Kelompok masyarakat yang menyuarakan penolakan terhadap Undang-Undang Tentara Nasional Indonesia (UU TNI) menggelar aksi damai di sekitar kompleks parlemen. Sebagai bentuk ekspresi, mereka sempat mendirikan sejumlah tenda protes di area belakang Gedung DPR/MPR/DPD RI. Namun, menurut kesaksian para peserta aksi, tenda-tenda tersebut tak bertahan lama karena dibubarkan oleh petugas penegak peraturan daerah, yakni Satpol PP.
Insiden tersebut dikatakan terjadi pada Rabu (9/4/2025) sore, sekitar pukul 16.00 hingga menjelang pukul 17.00 WIB. Ketika itu, suasana mulai lengang dan tak ada lagi jejak tenda protes yang biasa menghiasi area tersebut. Massa hanya tampak berkumpul di trotoar seberang pintu belakang gedung parlemen, seolah mencari tempat berlindung usai disapu gelombang pengusiran.
Dane (24), seorang warga sipil yang datang bergabung dengan massa, menceritakan pengalamannya saat tiba di lokasi.
“Aksi dari jam 7 (pagi), tapi aku datangnya agak telat. jam 16.00 datangnya. Masih, masih banyak (pas datang) mungkin 5 (tenda) ada,” kata Dane saat ditemui di depan gerbang pintu belakang DPR, Senayan, Jakarta Pusat.
Menurut Dane, Satpol PP-lah yang membongkar paksa fasilitas aksi, termasuk membawa pergi perlengkapan yang mereka siapkan untuk bermalam.
“Tadi pas aku mau join itu sudah ramai, udah dikepung sama Satpol buat disuruh tutup aksinya dan cara menutupnya mereka adalah dengan ambil tenda-tendanya,” ujarnya.
“Setahuku nggak dikembaliin karena tadi tendanya digusur Satpol bawa mobil, ‘langsung taruh mobil, taruh mobil’,” sambung Dane, menirukan aksi petugas.
Dane juga menyampaikan keprihatinannya terhadap proses pengesahan UU TNI yang menurutnya dilakukan secara terburu-buru.

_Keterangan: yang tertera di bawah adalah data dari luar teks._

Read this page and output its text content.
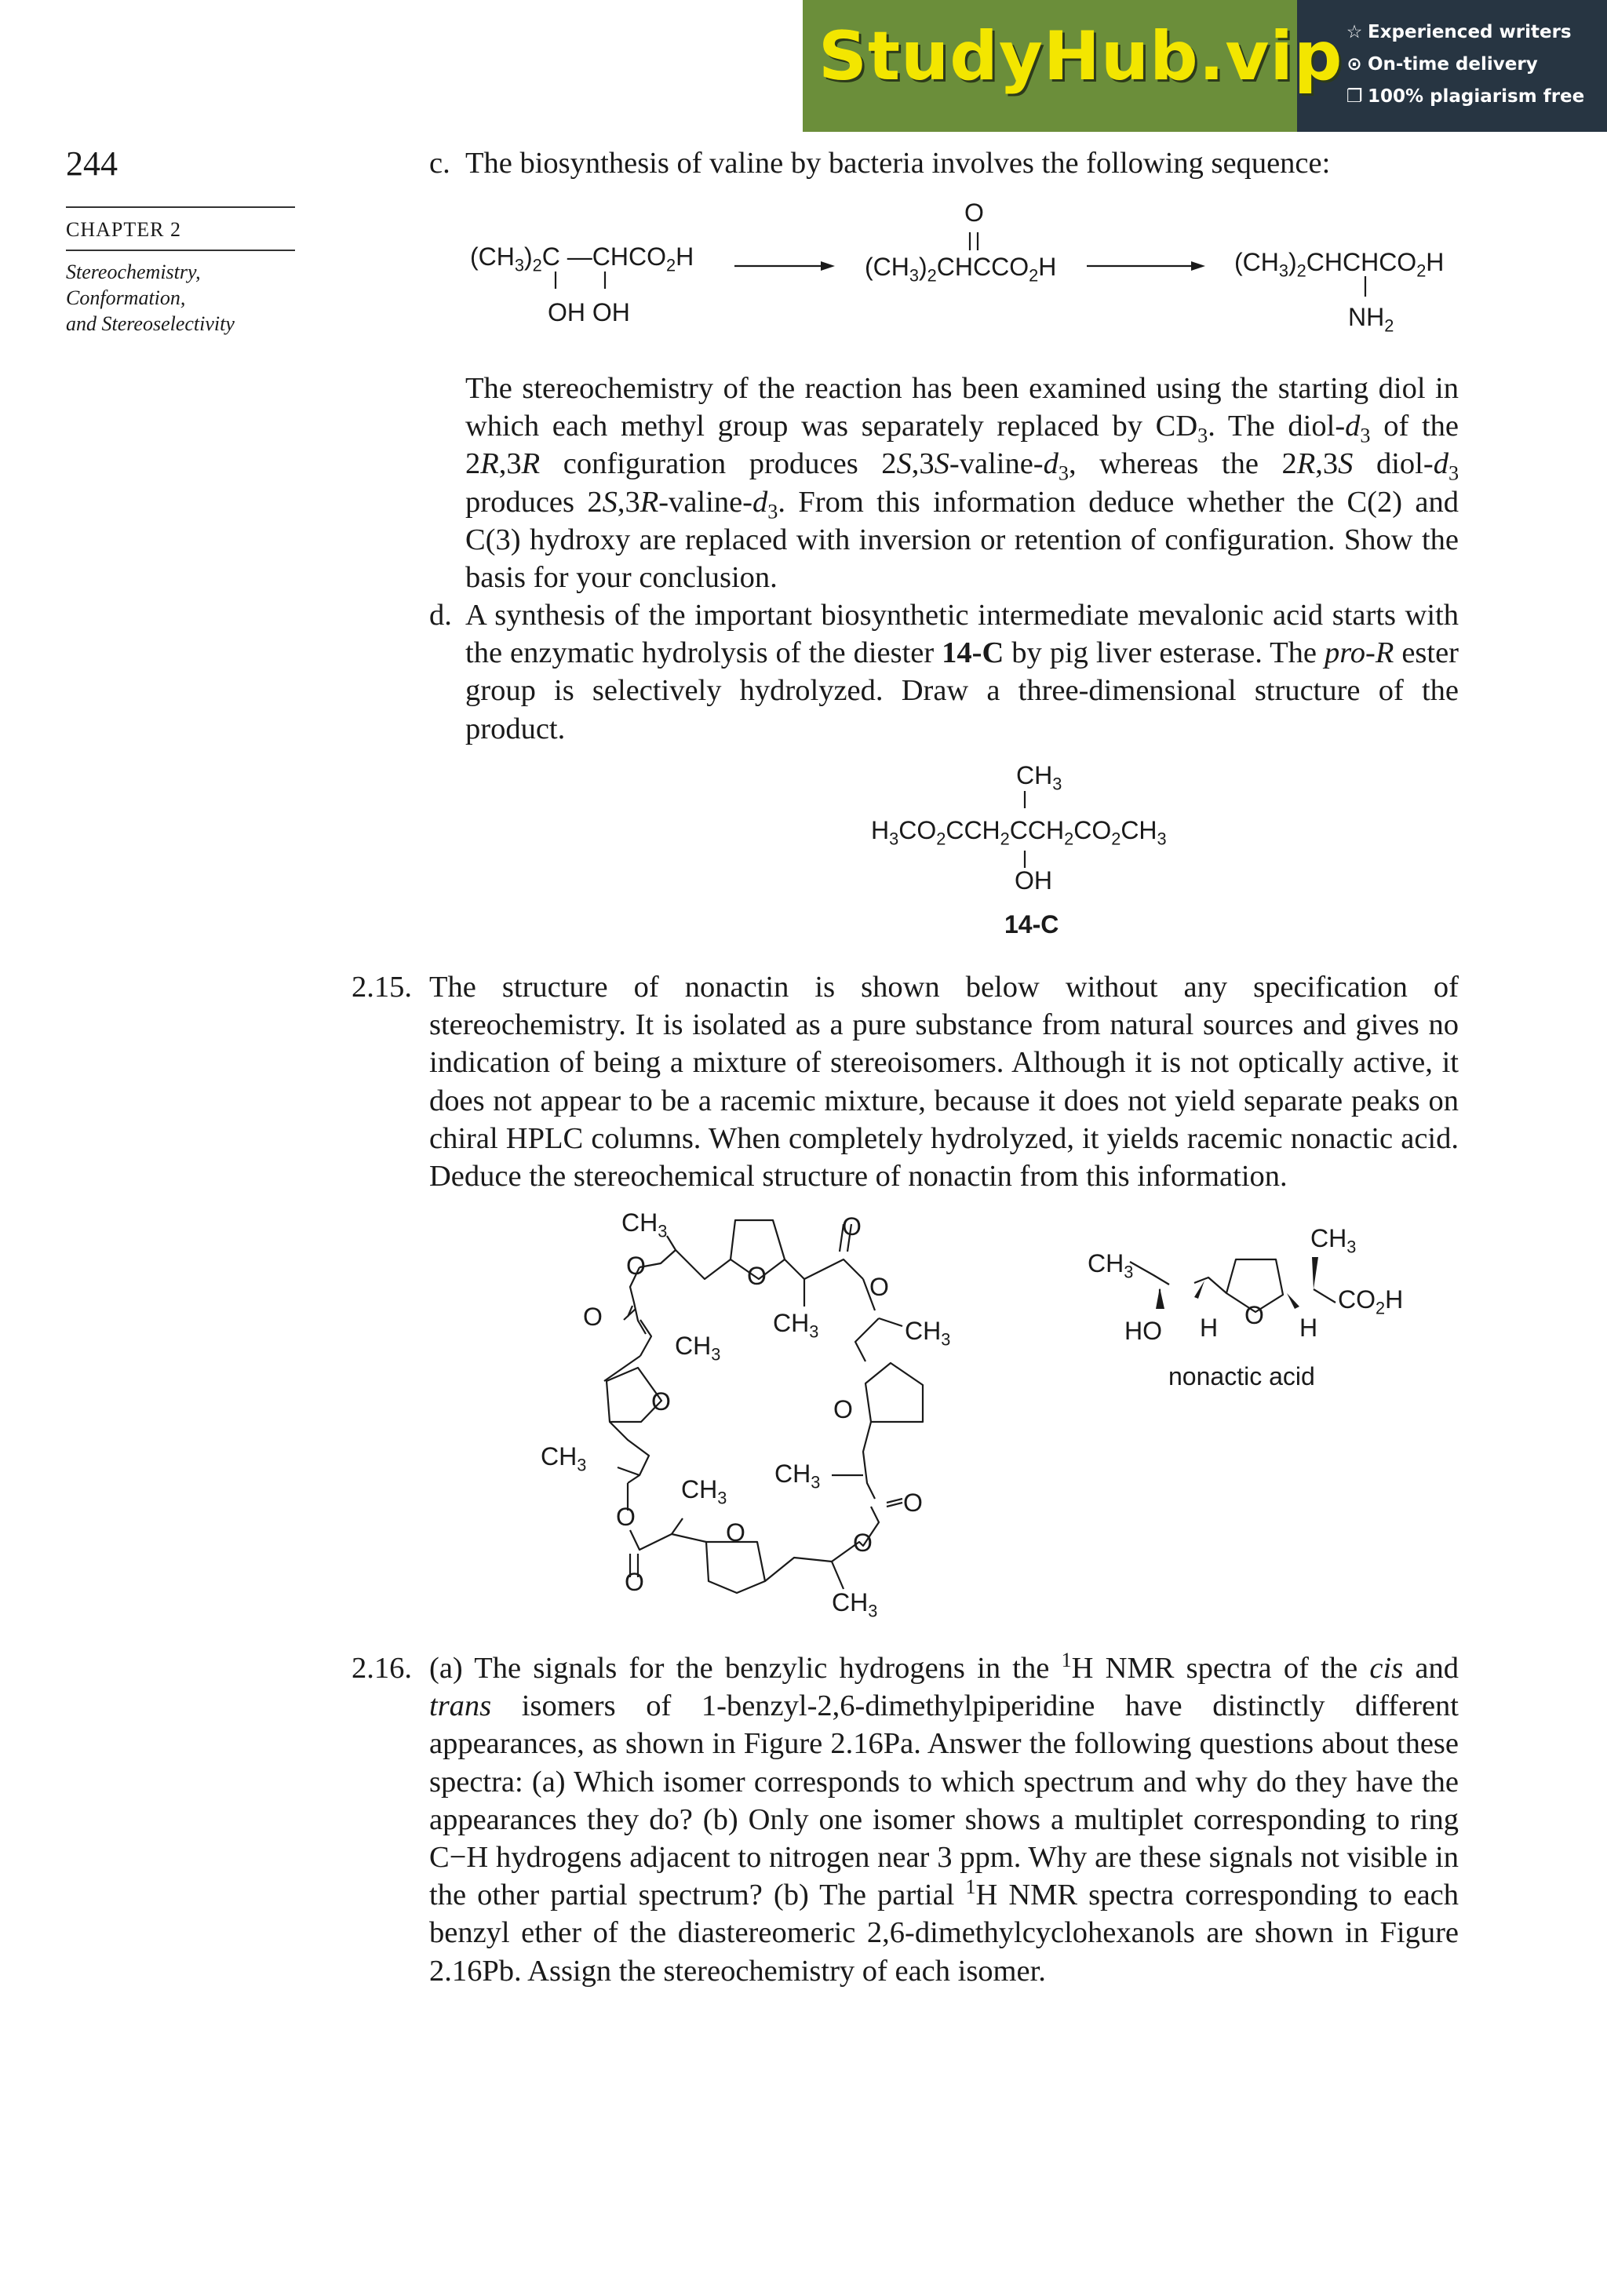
StudyHub.vip ☆ Experienced writers
⊙ On-time delivery
❐ 100% plagiarism free
244
CHAPTER 2
Stereochemistry,
Conformation,
and Stereoselectivity
c. The biosynthesis of valine by bacteria involves the following sequence:
$(CH_3)_2C$ $—CHCO_2H$
OH OH
O
$(CH_3)_2CHCCO_2H$	$(CH_3)_2CHCHCO_2H$
$NH_2$
The stereochemistry of the reaction has been examined using the starting diol in which each methyl group was separately replaced by $CD_3$. The diol-$d_3$ of the 2R,3R configuration produces $2S,3S-valine-d_3$, whereas the 2R,3S diol-$d_3$ produces $2S,3R-valine-d_3$. From this information deduce whether the C(2) and C(3) hydroxy are replaced with inversion or retention of configuration. Show the basis for your conclusion.
d. A synthesis of the important biosynthetic intermediate mevalonic acid starts with the enzymatic hydrolysis of the diester 14-C by pig liver esterase. The pro-R ester group is selectively hydrolyzed. Draw a three-dimensional structure of the product.
$CH_3$
$H_3CO_2CCH_2CCH_2CO_2CH_3$
OH
14-C
2.15. The structure of nonactin is shown below without any specification of stereochemistry. It is isolated as a pure substance from natural sources and gives no indication of being a mixture of stereoisomers. Although it is not optically active, it does not appear to be a racemic mixture, because it does not yield separate peaks on chiral HPLC columns. When completely hydrolyzed, it yields racemic nonactic acid. Deduce the stereochemical structure of nonactin from this information.
$CH_3$
O
O
O
O
O	$CH_3$
$CH_3$
$CH_3$
O	O
$CH_3$	$CH_3$
$CH_3$	O
O
O	O
O
$CH_3$
$CH_3$
$CH_3$
$CO_2H$
O
HO H	H
nonactic acid
2.16. (a) The signals for the benzylic hydrogens in the $^1$H NMR spectra of the cis and trans isomers of 1-benzyl-2,6-dimethylpiperidine have distinctly different appearances, as shown in Figure 2.16Pa. Answer the following questions about these spectra: (a) Which isomer corresponds to which spectrum and why do they have the appearances they do? (b) Only one isomer shows a multiplet corresponding to ring C−H hydrogens adjacent to nitrogen near 3 ppm. Why are these signals not visible in the other partial spectrum? (b) The partial $^1$H NMR spectra corresponding to each benzyl ether of the diastereomeric 2,6-dimethylcyclohexanols are shown in Figure 2.16Pb. Assign the stereochemistry of each isomer.
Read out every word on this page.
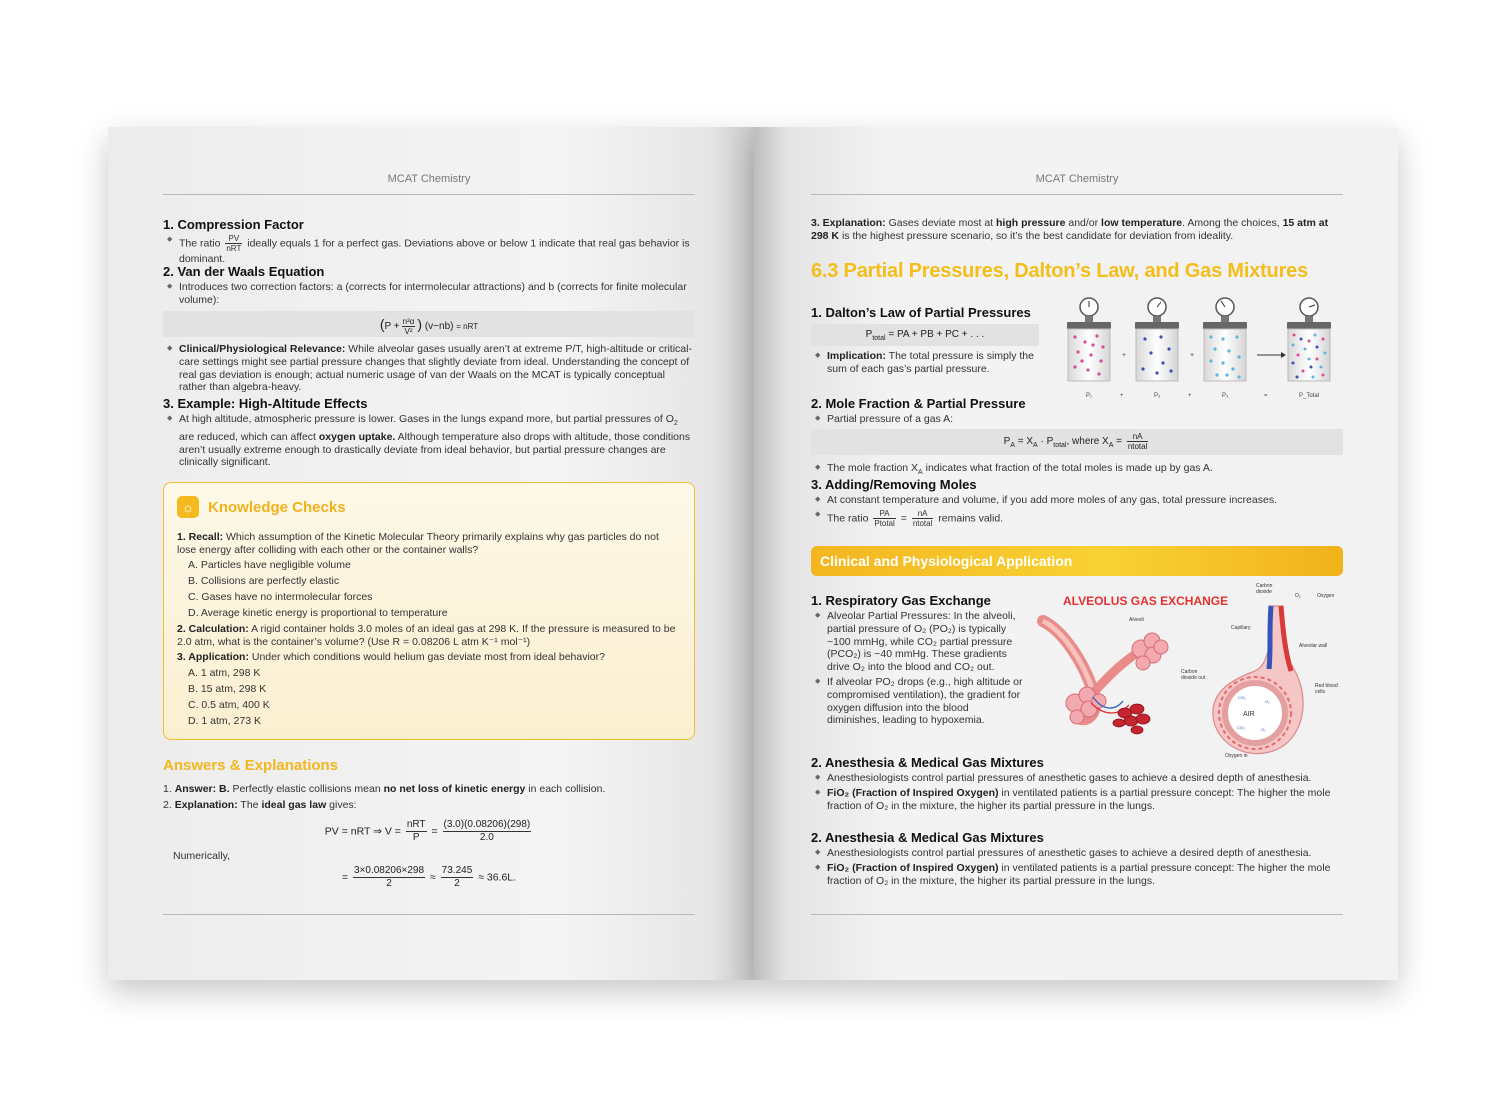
MCAT Chemistry
1. Compression Factor
◆ The ratio $\frac{PV}{\text{nRT}}$ ideally equals 1 for a perfect gas. Deviations above or below 1 indicate that real gas behavior is dominant.
2. Van der Waals Equation
◆ Introduces two correction factors: a (corrects for intermolecular attractions) and b (corrects for finite molecular volume):
($P + \frac{\text{n²α}}{\text{V²}}$ ) (v−nb) = nRT
◆ Clinical/Physiological Relevance: While alveolar gases usually aren’t at extreme P/T, high-altitude or critical-care settings might see partial pressure changes that slightly deviate from ideal. Understanding the concept of real gas deviation is enough; actual numeric usage of van der Waals on the MCAT is typically conceptual rather than algebra-heavy.
3. Example: High-Altitude Effects
◆ At high altitude, atmospheric pressure is lower. Gases in the lungs expand more, but partial pressures of $O_2$ are reduced, which can affect oxygen uptake. Although temperature also drops with altitude, those conditions aren’t usually extreme enough to drastically deviate from ideal behavior, but partial pressure changes are clinically significant.
☼ Knowledge Checks
1. Recall: Which assumption of the Kinetic Molecular Theory primarily explains why gas particles do not lose energy after colliding with each other or the container walls?
A. Particles have negligible volume
B. Collisions are perfectly elastic
C. Gases have no intermolecular forces
D. Average kinetic energy is proportional to temperature
2. Calculation: A rigid container holds 3.0 moles of an ideal gas at 298 K. If the pressure is measured to be 2.0 atm, what is the container’s volume? (Use R = 0.08206 L atm K⁻¹ mol⁻¹)
3. Application: Under which conditions would helium gas deviate most from ideal behavior?
A. 1 atm, 298 K
B. 15 atm, 298 K
C. 0.5 atm, 400 K
D. 1 atm, 273 K
Answers & Explanations

1. Answer: B. Perfectly elastic collisions mean no net loss of kinetic energy in each collision.

2. Explanation: The ideal gas law gives:

PV = nRT ⇒ $V = \frac{\text{nRT}}{P} = \frac{(3.0)(0.08206)(298)}{2.0}$

Numerically,

= $\frac{3\times 0.08206\times 298}{2} \approx \frac{73.245}{2} \approx 36.6L$.
MCAT Chemistry

3. Explanation: Gases deviate most at high pressure and/or low temperature. Among the choices, 15 atm at 298 K is the highest pressure scenario, so it’s the best candidate for deviation from ideality.

6.3 Partial Pressures, Dalton’s Law, and Gas Mixtures
1. Dalton’s Law of Partial Pressures
$P_{total}$ = PA + PB + PC + . . .
◆ Implication: The total pressure is simply the sum of each gas’s partial pressure.
+	+
P₁	+	P₂	+	P₃	=	P_Total
2. Mole Fraction & Partial Pressure
◆ Partial pressure of a gas A:
$P_A = X_A \cdot P_{total}$, where $X_A = \frac{nA}{\text{ntotal}}$
◆ The mole fraction $X_A$ indicates what fraction of the total moles is made up by gas A.
3. Adding/Removing Moles
◆ At constant temperature and volume, if you add more moles of any gas, total pressure increases.
◆ The ratio $\frac{PA}{\text{Ptotal}} = \frac{nA}{\text{ntotal}}$ remains valid.
Clinical and Physiological Application
1. Respiratory Gas Exchange
◆ Alveolar Partial Pressures: In the alveoli, partial pressure of O₂ (PO₂) is typically ~100 mmHg, while CO₂ partial pressure (PCO₂) is ~40 mmHg. These gradients drive O₂ into the blood and CO₂ out.
◆ If alveolar PO₂ drops (e.g., high altitude or compromised ventilation), the gradient for oxygen diffusion into the blood diminishes, leading to hypoxemia.
ALVEOLUS GAS EXCHANGE
AIR
CO₂
O₂
O₂
CO₂
Carbon dioxide
O₂	Oxygen
Alveoli
Capillary
Alveolar wall
Carbon dioxide out
Red blood cells
Oxygen in
2. Anesthesia & Medical Gas Mixtures
◆ Anesthesiologists control partial pressures of anesthetic gases to achieve a desired depth of anesthesia.
◆ FiO₂ (Fraction of Inspired Oxygen) in ventilated patients is a partial pressure concept: The higher the mole fraction of O₂ in the mixture, the higher its partial pressure in the lungs.
2. Anesthesia & Medical Gas Mixtures
◆ Anesthesiologists control partial pressures of anesthetic gases to achieve a desired depth of anesthesia.
◆ FiO₂ (Fraction of Inspired Oxygen) in ventilated patients is a partial pressure concept: The higher the mole fraction of O₂ in the mixture, the higher its partial pressure in the lungs.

Ia khawatir pola serupa akan diterapkan dalam pembahasan rancangan undang-undang lainnya tanpa partisipasi publik yang memadai.
“Terus ada wacana baru pengin ngebahas RUU Polri dan RUU Polri takutnya nanti Keluang lagi apa yang dilakukan RUU TNI, nggak melibatkan warga sipil padahal polisi harusnya keamanan, TNI harusnya membela rakyat gitu,” ujar Dane.
“Tapi dalam prosesnya takutnya kembali nggak melibatkan rakyat, padahal UU itu kan harusnya bukan hanya substansi tapi segala prosedurnya yang harus kita pertimbangkan,” sambungnya.
Senada dengan Dane, Jack (25) yang turut mengikuti aksi tersebut, juga menyampaikan kekecewaannya. Ia menegaskan bahwa aksi yang mereka gelar berlangsung tanpa kekerasan, dan penuh sikap kooperatif.
“Sejak kemarin (pindah tenda ke trotoar) Satpol PP pagi bilang kita nggak masalah sama orangnya, tapi sama tendanya. Tapi, malam mereka bilang ‘Nggak, kalian nggak ada surat izin. Jadi selalu ada alasan aja,” kata Jack.
“Kita aksinya damai nggak ngapa-ngapain, kita juga koperatif kita tidak melakukan tindakan apa pun. Ya jadi aneh. ini udah sampai masih aja, setahu saya Satpol PP nggak bisa ambil perangkat aksi itu nggak boleh, kenapa Satpol PP yang turun?,” herannya.
Aksi protes yang dimaksudkan sebagai bentuk kritik terhadap perluasan wewenang militer justru berakhir dengan tindakan represif. Di tengah demokrasi yang menjunjung tinggi kebebasan menyampaikan pendapat, insiden ini seakan memperlihatkan kontras tajam antara semangat konstitusi dan kenyataan di lapangan.